According to Air Force Magazine, the aircraft subpar remote vision system (RVS), Pegasus tanker’s most pressing issue, in fact had been continually circled back during the wide-ranging Senate Armed Services Committee hearing.
RVS is supposed to let Airmen see where the plane’s refueling boom is in relation to an aircraft it is trying to gas up. At around 10 feet from the receiver aircraft, the RVS doesn’t focus well enough to connect, sometimes causing the operator to hit the nearby plane.
“We are meeting every day on that topic,” Air Force Secretary Barbara Barrett said. “It is really one of the highest priorities in the building.”
Barrett added that the USAF is focused on finding find a solution to the RVS problem by the end of March.
Goldfein said that Boeing’s new Chief Executive Officer David Calhoun “committed to me that the KC-46 was his top military priority and he was going to do what was required to fix it. I have seen a change in the behavior of that company since he took over. That’s why we’re more confident sitting here today that we have a serious fix on the table.”
KC-46 is slated to be ready for operations in 2023 or 2024. But Goldfein still isn’t comfortable enough with the tanker to let it fly regular missions. Instead, the Air Force will only send it into battle with highly trained crews if absolutely necessary.
The KC-46A is the first phase in recapitalizing the U.S. Air Force’s aging tanker fleet. With greater refueling, cargo and aeromedical evacuation capabilities compared to the KC-135, the KC-46A is aimed to provide next generation aerial refueling support to Air Force, Navy, Marine Corps and partner-nation receivers.
But, without an RVS fix in place, Airmen would not only deal with blurry vision but also issues like a blinding glare off of the receiver airplane on clear, sunny days.
“If we go to a high-end contingency, we will put every KC-46 we have into the fight,” Goldfein said of a conflict with a country like Russia or China. “We won’t use it for day-to-day operations, but it will be made available for a contingency.”

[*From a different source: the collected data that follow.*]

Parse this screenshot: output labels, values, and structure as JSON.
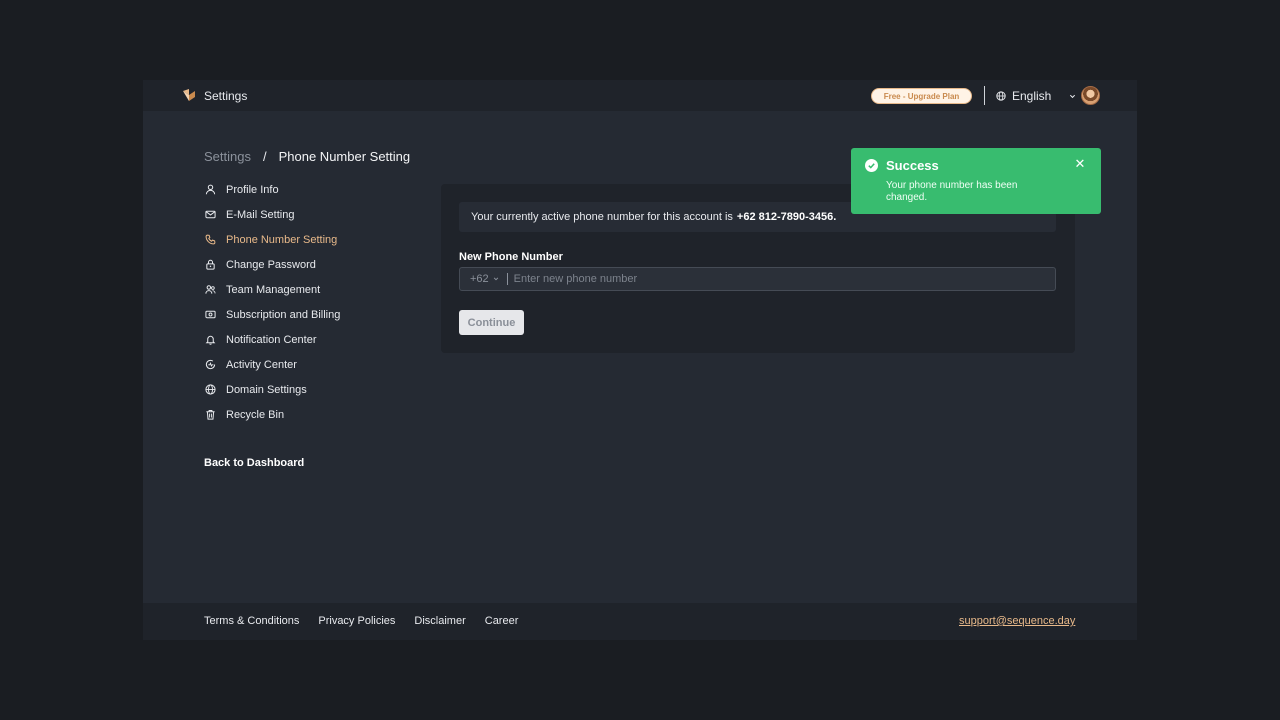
{
  "header": {
    "title": "Settings",
    "upgrade_label": "Free - Upgrade Plan",
    "language": "English"
  },
  "breadcrumb": {
    "root": "Settings",
    "separator": "/",
    "current": "Phone Number Setting"
  },
  "sidebar": {
    "items": [
      {
        "label": "Profile Info",
        "icon": "user-icon"
      },
      {
        "label": "E-Mail Setting",
        "icon": "mail-icon"
      },
      {
        "label": "Phone Number Setting",
        "icon": "phone-icon",
        "active": true
      },
      {
        "label": "Change Password",
        "icon": "lock-icon"
      },
      {
        "label": "Team Management",
        "icon": "team-icon"
      },
      {
        "label": "Subscription and Billing",
        "icon": "billing-icon"
      },
      {
        "label": "Notification Center",
        "icon": "bell-icon"
      },
      {
        "label": "Activity Center",
        "icon": "activity-icon"
      },
      {
        "label": "Domain Settings",
        "icon": "globe-icon"
      },
      {
        "label": "Recycle Bin",
        "icon": "trash-icon"
      }
    ],
    "back_label": "Back to Dashboard"
  },
  "main": {
    "info_text": "Your currently active phone number for this account is",
    "active_number": "+62 812-7890-3456.",
    "field_label": "New Phone Number",
    "country_code": "+62",
    "phone_placeholder": "Enter new phone number",
    "phone_value": "",
    "continue_label": "Continue"
  },
  "footer": {
    "links": [
      "Terms & Conditions",
      "Privacy Policies",
      "Disclaimer",
      "Career"
    ],
    "support_email": "support@sequence.day"
  },
  "toast": {
    "title": "Success",
    "message": "Your phone number has been changed."
  },
  "colors": {
    "accent": "#e8b98a",
    "success": "#38bc6f",
    "background": "#252a33"
  }
}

In addition to refueling, the KC-46A can accommodate a mixed load of passengers, cargo capabilities and aeromedical missions. Goldfein said the USAF is still in the process of certifying the KC-46 for aeromedical flights. The jets will begin aeromedical missions as soon as certification is complete.
KC-46 is a $32 billion, 179-jet program expected to deliver aircraft into the late 2020s, after the Air Force received its first Pegasus more than a year behind schedule. He added that the Air Force and Boeing also need to determine a schedule for retrofitting already-built tankers with the new RVS.

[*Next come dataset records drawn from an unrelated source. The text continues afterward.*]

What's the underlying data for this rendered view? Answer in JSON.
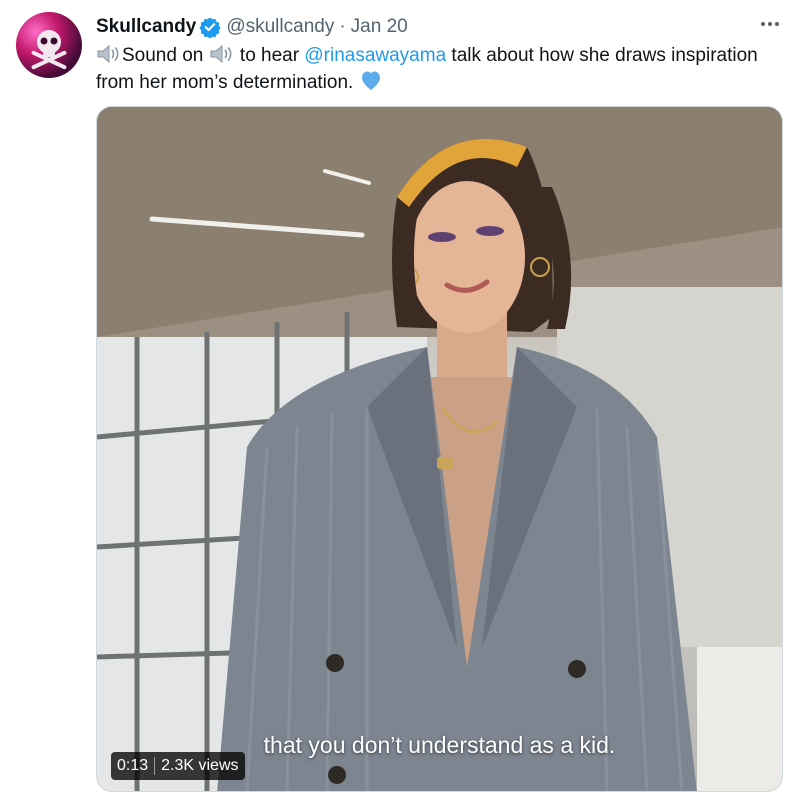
{
  "tweet": {
    "display_name": "Skullcandy",
    "handle": "@skullcandy",
    "separator": "·",
    "date": "Jan 20",
    "text_part1": "Sound on",
    "text_part2": " to hear ",
    "mention": "@rinasawayama",
    "text_part3": "  talk about how she draws inspiration from her mom’s determination.",
    "icons": {
      "sound_on": "speaker-icon",
      "heart": "blue-heart-icon",
      "verified": "verified-badge-icon",
      "more": "more-options-icon"
    },
    "colors": {
      "link": "#1d9bf0",
      "verified": "#1d9bf0",
      "heart": "#5dadec"
    }
  },
  "media": {
    "caption": "that you don’t understand as a kid.",
    "duration": "0:13",
    "views": "2.3K views"
  }
}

Rhode Island Sen. Jack Reed, the committee’s top Democrat, worried that if a conflict breaks out between the U.S. and another military that requires the KC-46, Airmen who aren’t familiar with the tanker’s issues would endanger themselves or others. Goldfein answered that people will spend some time with the KC-46 during testing and that experienced crews will head into combat.

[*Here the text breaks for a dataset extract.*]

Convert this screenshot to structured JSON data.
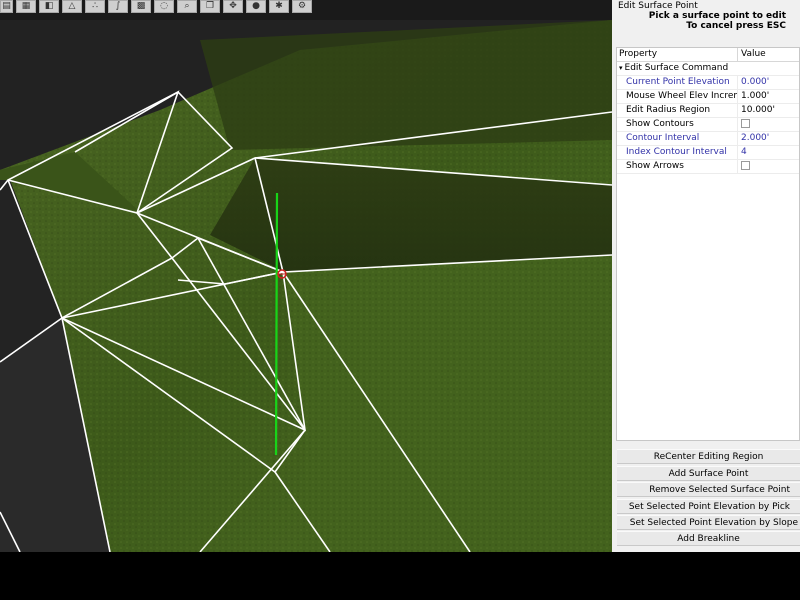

“When you’re on the receiving end, all you need is a stable boom,” Goldfein said. “Because you’re training on refueling all the time, the boom, is the boom, is the boom. It’s not going to matter that much for the receiver. We’ve just got to make sure that when that fighter, bomber, or what have you comes off and they’re low on gas and they’re in really bad territory, like I’ve been, that that connection happens and they get the fuel pass that they need.”
However, despite the issues the KC-46A is experiencing and weak Foreign Military Sales, on Mar. 3 US State Department has approved the sale of eight Pegasus tankers to Israel for an estimated $2.4 billion.